JP Jones (profile) says:

Re: Re: Re:

What sort of things could angry staffers do and what would the impact usually be?

Quite a bit, actually. I think people underestimate just how much any sort of high-level leader relies on their staff for decision making. A member of congress naturally has a ton of issues on their plate and they rely on their staff to give them advice on the best course of action. Most of the time, unless the advice is way off, the congressperson is going to follow it.

Likewise, top-level leaders tend to be very protective of their staff. Feinstein was most likely legitimately angry when the CIA hacked her staffer’s computers. Now those same staffers have a strong reason to dislike the people doing the redaction, and you put them in the same room with someone who’s already angry on their behalf…

These guys probably won’t even have to try very hard to convince her it’s in the nation’s (and her career’s) best interest to blow this thing as open as she can. And when it comes to rejecting the redactions, she’s not going to be reading it and analyzing it herself…her staff is going to be going through it line-by-line and playing each change off the letter of the law for classified information.

Trust me, anyone who’s worked on a government staff learns how to “lawyer” really fast, and they get extremely good at playing the rules. While it’s certainly possible that their influence may be low, in all likelihood they’ve been waiting for this.

It’ll be interesting to see how it works out.

DogBreath says:

Least Untruthful Press release from the future...

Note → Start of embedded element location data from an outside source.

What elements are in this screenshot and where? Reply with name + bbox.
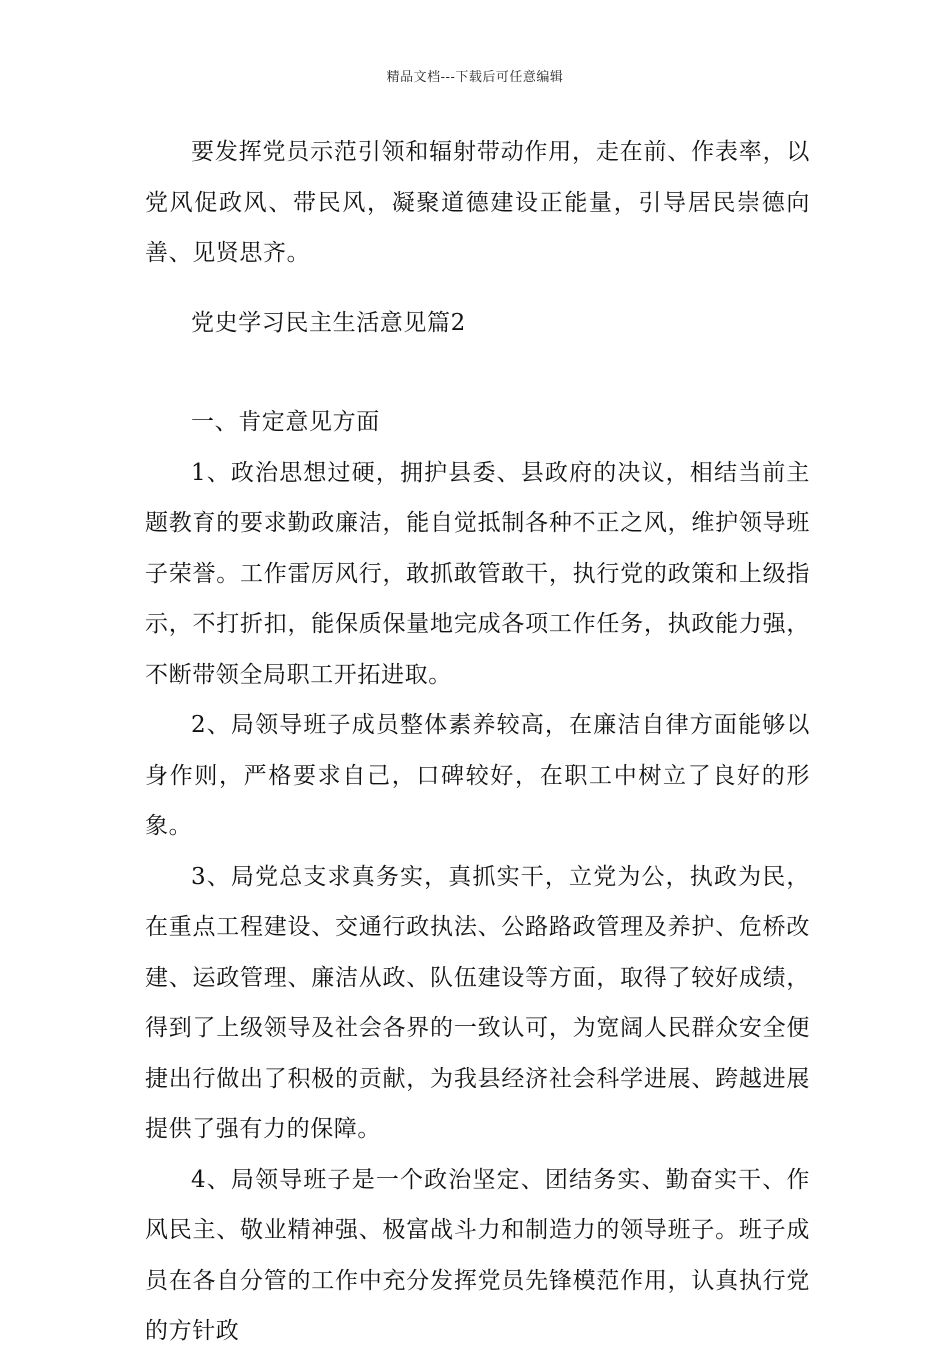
- paragraph-item-4: 4、局领导班子是一个政治坚定、团结务实、勤奋实干、作风民主、敬业精神强、极富战斗力和制造力的领导班子。班子成员在各自分管的工作中充分发挥党员先锋模范作用，认真执行党的方针政: [145, 1166, 810, 1344]
- paragraph-item-1: 1、政治思想过硬，拥护县委、县政府的决议，相结当前主题教育的要求勤政廉洁，能自觉抵制各种不正之风，维护领导班子荣誉。工作雷厉风行，敢抓敢管敢干，执行党的政策和上级指示，不打折扣，能保质保量地完成各项工作任务，执政能力强，不断带领全局职工开拓进取。: [145, 459, 810, 688]
- document-body: [145, 127, 810, 1357]
- paragraph-item-3: 3、局党总支求真务实，真抓实干，立党为公，执政为民，在重点工程建设、交通行政执法、公路路政管理及养护、危桥改建、运政管理、廉洁从政、队伍建设等方面，取得了较好成绩，得到了上级领导及社会各界的一致认可，为宽阔人民群众安全便捷出行做出了积极的贡献，为我县经济社会科学进展、跨越进展提供了强有力的保障。: [145, 863, 810, 1142]
- blank-line: [145, 348, 810, 392]
- paragraph-item-2: 2、局领导班子成员整体素养较高，在廉洁自律方面能够以身作则，严格要求自己，口碑较好，在职工中树立了良好的形象。: [145, 712, 810, 839]
- subsection-heading: 一、肯定意见方面: [191, 409, 380, 435]
- section-title: 党史学习民主生活意见篇2: [191, 309, 466, 336]
- page-header: 精品文档---下载后可任意编辑: [386, 70, 564, 85]
- paragraph-intro: 要发挥党员示范引领和辐射带动作用，走在前、作表率，以党风促政风、带民风，凝聚道德建设正能量，引导居民崇德向善、见贤思齐。: [145, 139, 810, 266]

Following the rule of the 3Ds = Defend, Deflect, Deny:

In other news, the CIA and White House are refuting Senator Dianne Feinstein’s allegation of excessive blacking out on the Senate Intelligence Committee’s torture report. Explaining that, “No one else (in the White House or CIA) is having any problem reading the report (the unredacted one, of course). Old people frequently have poor eyesight and she should see her optometrist. If she still has a problem with blacking out, perhaps she should stop drinking alcohol altogether. We have released the report (but not before we blacked out practically the entire thing) to Senator Feinstein, and it is she who is refusing to release the (blacked out released) report.”

“Never pick a fight with people who buy ink by the barrel.”
Mark Twain

Updated:

“Never pick a fight with governments who buy toner by the ton.”
DogBreath (2014)

Digger says:

Release the full unedited report...

We’ll determine who or what is wrong, and charge the people accordingly.

Those assholes who tortured folks? I’m thinking old testament here – give them 10x the treatment they dished out and covered up, every stinking person that was involved with either the torture, covering it up and saying “it’s okay”.

Once we’ve cleared out the entire Executive branch with the entire CIA and NSA staff, we can start fresh with real people who actually understand the Constitution and Bill of Rights and will actually uphold their oaths to uphold and protect each.

9/11 did NOT change the constitution or bill of rights, period.